Use the OTEL integration to collect metrics from all team members:

Developer 1 → OTEL Collector → Grafana Dashboard

Developer 2 → OTEL Collector ↗

Developer 3 → OTEL Collector ↗

Metrics to Track

| Metric | What It Tells You |

|---|---|

| Sessions per developer per day | Adoption and engagement |

| Tokens per session (average) | Session efficiency |

| Token breakdown (conversation vs MCP vs files) | Where tokens are going |

| Model distribution (Opus/Sonnet/Haiku) | Model usage patterns |

| Most used tools | How Claude is being used |

| Error rate | Reliability of configurations |

| Cost per session | Financial efficiency |

Dashboard Panels

A useful Claude Code team dashboard has:

1. Overview: Total sessions, total tokens, total cost (today/week/month)

2. Efficiency: Average tokens per session, sessions per task completion

3. Model usage: Pie chart of Opus/Sonnet/Haiku usage

4. Tool usage: Bar chart of Read/Write/Bash/MCP tool invocations

5. Top consumers: Which developers use the most tokens (for coaching, not punishment)

6. Cost trends: Token usage over time

Cost Monitoring

Per-Developer Tracking

# Hook that logs cost per session

{

"hooks": {

"SessionStart": [

{

"command": "echo \"$(date),session_start,$(whoami)\" >> /shared/claude-usage.csv"

}

]

}

}

Budget Alerts

If using API billing:

#!/bin/bash

# Check if daily spending exceeds threshold

daily_cost=$(cat ~/.claude/sessions/*.jsonl | \

jq '[select(.cost_usd) | .cost_usd] | add // 0')

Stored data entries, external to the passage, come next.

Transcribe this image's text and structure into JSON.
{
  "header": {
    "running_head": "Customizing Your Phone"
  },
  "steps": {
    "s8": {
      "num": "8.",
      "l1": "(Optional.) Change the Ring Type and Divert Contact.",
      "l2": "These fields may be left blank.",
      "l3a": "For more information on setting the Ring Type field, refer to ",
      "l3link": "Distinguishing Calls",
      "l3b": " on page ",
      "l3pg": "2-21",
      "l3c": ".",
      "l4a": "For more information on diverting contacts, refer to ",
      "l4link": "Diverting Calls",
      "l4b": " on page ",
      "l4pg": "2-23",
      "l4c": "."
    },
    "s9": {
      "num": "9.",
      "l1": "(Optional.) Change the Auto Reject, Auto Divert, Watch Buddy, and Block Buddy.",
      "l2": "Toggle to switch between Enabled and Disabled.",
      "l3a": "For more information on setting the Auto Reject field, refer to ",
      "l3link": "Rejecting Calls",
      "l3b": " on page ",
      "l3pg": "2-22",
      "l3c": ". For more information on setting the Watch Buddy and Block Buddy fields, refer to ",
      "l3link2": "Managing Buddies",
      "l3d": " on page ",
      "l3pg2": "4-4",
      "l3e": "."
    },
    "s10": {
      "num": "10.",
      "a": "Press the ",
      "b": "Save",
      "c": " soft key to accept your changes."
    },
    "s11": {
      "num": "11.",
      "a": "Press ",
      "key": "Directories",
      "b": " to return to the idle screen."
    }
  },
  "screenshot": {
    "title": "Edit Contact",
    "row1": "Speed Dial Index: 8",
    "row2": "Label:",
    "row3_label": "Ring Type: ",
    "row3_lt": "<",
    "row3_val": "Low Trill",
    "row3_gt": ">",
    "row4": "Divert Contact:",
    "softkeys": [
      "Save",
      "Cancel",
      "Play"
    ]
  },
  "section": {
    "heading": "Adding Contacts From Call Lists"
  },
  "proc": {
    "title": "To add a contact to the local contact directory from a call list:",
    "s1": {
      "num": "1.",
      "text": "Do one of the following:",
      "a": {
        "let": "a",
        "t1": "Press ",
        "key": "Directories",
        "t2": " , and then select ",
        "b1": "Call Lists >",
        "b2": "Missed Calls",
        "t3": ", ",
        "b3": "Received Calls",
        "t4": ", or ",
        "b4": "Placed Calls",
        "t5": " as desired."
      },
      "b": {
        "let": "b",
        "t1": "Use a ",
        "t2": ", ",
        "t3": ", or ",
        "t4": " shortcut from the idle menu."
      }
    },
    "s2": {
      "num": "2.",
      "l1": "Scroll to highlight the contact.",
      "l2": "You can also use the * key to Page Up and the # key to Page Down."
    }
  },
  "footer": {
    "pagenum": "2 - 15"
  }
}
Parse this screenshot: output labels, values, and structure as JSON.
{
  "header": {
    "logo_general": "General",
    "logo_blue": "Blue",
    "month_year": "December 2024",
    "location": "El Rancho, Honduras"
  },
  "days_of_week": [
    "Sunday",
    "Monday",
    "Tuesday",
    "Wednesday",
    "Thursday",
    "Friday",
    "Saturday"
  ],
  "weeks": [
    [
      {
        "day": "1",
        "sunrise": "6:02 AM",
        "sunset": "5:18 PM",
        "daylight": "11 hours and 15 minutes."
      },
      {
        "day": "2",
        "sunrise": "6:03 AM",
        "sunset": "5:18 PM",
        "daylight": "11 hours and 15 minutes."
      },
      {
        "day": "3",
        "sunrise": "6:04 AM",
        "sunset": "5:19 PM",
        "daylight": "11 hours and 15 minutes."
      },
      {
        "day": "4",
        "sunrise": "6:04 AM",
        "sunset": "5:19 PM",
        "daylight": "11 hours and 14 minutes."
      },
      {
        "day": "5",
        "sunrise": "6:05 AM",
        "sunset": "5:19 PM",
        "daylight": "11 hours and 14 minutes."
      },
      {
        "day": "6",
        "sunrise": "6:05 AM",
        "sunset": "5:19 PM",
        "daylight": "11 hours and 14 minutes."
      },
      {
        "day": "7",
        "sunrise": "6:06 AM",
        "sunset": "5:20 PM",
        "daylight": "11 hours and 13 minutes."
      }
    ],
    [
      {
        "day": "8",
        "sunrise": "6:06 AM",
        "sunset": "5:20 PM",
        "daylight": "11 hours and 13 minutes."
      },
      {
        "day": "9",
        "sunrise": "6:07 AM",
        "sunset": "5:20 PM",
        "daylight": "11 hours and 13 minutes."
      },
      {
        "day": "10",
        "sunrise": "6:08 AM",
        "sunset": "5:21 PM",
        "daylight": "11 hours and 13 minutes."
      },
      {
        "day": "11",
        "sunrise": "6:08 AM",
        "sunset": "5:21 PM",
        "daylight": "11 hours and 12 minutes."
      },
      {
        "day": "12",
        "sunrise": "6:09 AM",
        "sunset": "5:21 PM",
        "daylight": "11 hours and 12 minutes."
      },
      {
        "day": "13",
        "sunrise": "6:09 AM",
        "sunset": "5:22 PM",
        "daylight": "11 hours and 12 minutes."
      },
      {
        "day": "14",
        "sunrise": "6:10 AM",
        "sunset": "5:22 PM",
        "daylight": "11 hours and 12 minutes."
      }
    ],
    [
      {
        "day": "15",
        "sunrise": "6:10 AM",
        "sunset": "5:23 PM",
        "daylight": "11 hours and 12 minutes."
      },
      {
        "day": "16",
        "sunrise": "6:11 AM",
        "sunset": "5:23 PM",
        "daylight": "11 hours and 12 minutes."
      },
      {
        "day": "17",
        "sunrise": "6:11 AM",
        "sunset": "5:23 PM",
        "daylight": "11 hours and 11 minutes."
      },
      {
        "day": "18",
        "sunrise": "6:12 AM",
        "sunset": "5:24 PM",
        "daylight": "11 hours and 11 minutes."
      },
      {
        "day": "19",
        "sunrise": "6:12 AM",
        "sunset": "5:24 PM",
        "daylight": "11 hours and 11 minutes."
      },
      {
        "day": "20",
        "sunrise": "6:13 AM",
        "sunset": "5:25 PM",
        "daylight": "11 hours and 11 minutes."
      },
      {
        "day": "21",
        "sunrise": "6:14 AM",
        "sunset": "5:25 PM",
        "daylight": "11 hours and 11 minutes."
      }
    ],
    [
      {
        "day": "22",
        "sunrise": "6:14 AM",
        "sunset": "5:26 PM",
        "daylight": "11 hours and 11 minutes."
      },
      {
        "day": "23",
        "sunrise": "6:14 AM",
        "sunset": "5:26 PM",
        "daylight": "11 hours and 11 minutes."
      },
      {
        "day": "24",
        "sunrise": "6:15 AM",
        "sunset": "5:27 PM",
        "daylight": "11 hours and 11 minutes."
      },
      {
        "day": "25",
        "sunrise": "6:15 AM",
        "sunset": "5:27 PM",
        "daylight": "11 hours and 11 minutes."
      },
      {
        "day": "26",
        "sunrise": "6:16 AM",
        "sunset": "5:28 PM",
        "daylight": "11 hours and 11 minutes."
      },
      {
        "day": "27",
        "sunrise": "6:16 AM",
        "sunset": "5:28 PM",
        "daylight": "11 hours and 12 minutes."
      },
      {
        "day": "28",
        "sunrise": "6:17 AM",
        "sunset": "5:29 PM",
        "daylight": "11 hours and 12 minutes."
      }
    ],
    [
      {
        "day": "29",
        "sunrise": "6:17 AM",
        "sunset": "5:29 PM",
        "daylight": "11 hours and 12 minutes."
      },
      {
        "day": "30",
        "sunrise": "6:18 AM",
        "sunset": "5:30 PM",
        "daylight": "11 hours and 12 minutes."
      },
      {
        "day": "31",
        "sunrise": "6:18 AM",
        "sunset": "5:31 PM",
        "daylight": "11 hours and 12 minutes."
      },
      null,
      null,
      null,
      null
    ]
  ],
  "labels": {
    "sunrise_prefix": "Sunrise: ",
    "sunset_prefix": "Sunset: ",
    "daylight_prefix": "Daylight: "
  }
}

if (( $(echo "$daily_cost > 10.00" | bc -l) )); then

echo "WARNING: Daily Claude Code spend exceeds $10" | \

mail -s "Claude Code Budget Alert" team@company.com

fi

Key Takeaway

Monitoring Claude Code requires multiple layers: session-level with /cost and /insights, infrastructure-level with OpenTelemetry integration, and analysis-level with JSONL log parsing. For teams, centralize metrics via OTEL and build dashboards tracking adoption, efficiency, model usage, and cost. The goal isn't surveillance — it's identifying expensive patterns, optimizing workflows, and demonstrating the ROI of your Claude Code investment.